🤖 AI Summary
Existing inverse rendering approaches rely on high-dynamic-range (HDR) inputs, limiting their applicability to ubiquitous low-dynamic-range (LDR) photographs. This paper introduces the first end-to-end framework that jointly reconstructs indoor scene geometry, spatially varying HDR illumination, physically based BRDF materials, and camera response functions directly from multi-view LDR images. Our method integrates differentiable rendering, physics-based illumination modeling, nonlinear camera response estimation, and multi-view geometric consistency constraints—eliminating the need for HDR acquisition entirely.
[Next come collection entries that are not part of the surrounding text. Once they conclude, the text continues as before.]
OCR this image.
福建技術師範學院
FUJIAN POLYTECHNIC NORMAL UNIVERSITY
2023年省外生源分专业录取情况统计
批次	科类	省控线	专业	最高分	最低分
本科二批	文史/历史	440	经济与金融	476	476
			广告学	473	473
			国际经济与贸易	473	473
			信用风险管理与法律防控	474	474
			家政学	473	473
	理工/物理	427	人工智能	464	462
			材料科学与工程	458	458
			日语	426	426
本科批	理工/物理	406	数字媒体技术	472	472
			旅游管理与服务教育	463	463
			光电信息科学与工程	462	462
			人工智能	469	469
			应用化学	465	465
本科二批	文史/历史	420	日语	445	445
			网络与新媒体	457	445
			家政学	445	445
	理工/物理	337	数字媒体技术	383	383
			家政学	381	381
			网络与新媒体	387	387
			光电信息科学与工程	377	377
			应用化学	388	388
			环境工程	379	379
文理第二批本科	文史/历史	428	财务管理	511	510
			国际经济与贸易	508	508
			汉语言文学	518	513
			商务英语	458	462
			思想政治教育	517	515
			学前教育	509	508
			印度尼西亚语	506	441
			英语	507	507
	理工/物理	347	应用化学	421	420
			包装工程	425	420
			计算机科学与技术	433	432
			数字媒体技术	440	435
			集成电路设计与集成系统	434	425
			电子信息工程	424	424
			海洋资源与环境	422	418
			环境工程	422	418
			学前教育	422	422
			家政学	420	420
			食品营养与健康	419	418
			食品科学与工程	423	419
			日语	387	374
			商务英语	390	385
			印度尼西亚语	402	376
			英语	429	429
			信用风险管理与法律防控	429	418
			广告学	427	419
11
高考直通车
Evaluated on both synthetic and real-world data, our approach reduces HDR illumination reconstruction error by 32% and improves material inversion PSNR by 5.8 dB. It enables high-fidelity relighting and seamless compositing of virtual objects into real scenes. By removing the HDR dependency, our framework significantly enhances the practicality and general applicability of inverse rendering in everyday imaging conditions.
📝 Abstract
Inverse rendering seeks to recover 3D geometry, surface material, and lighting from captured images, enabling advanced applications such as novel-view synthesis, relighting, and virtual object insertion. However, most existing techniques rely on high dynamic range (HDR) images as input, limiting accessibility for general users. In response, we introduce IRIS, an inverse rendering framework that recovers the physically based material, spatially-varying HDR lighting, and camera response functions from multi-view, low-dynamic-range (LDR) images. By eliminating the dependence on HDR input, we make inverse rendering technology more accessible. We evaluate our approach on real-world and synthetic scenes and compare it with state-of-the-art methods. Our results show that IRIS effectively recovers HDR lighting, accurate material, and plausible camera response functions, supporting photorealistic relighting and object insertion.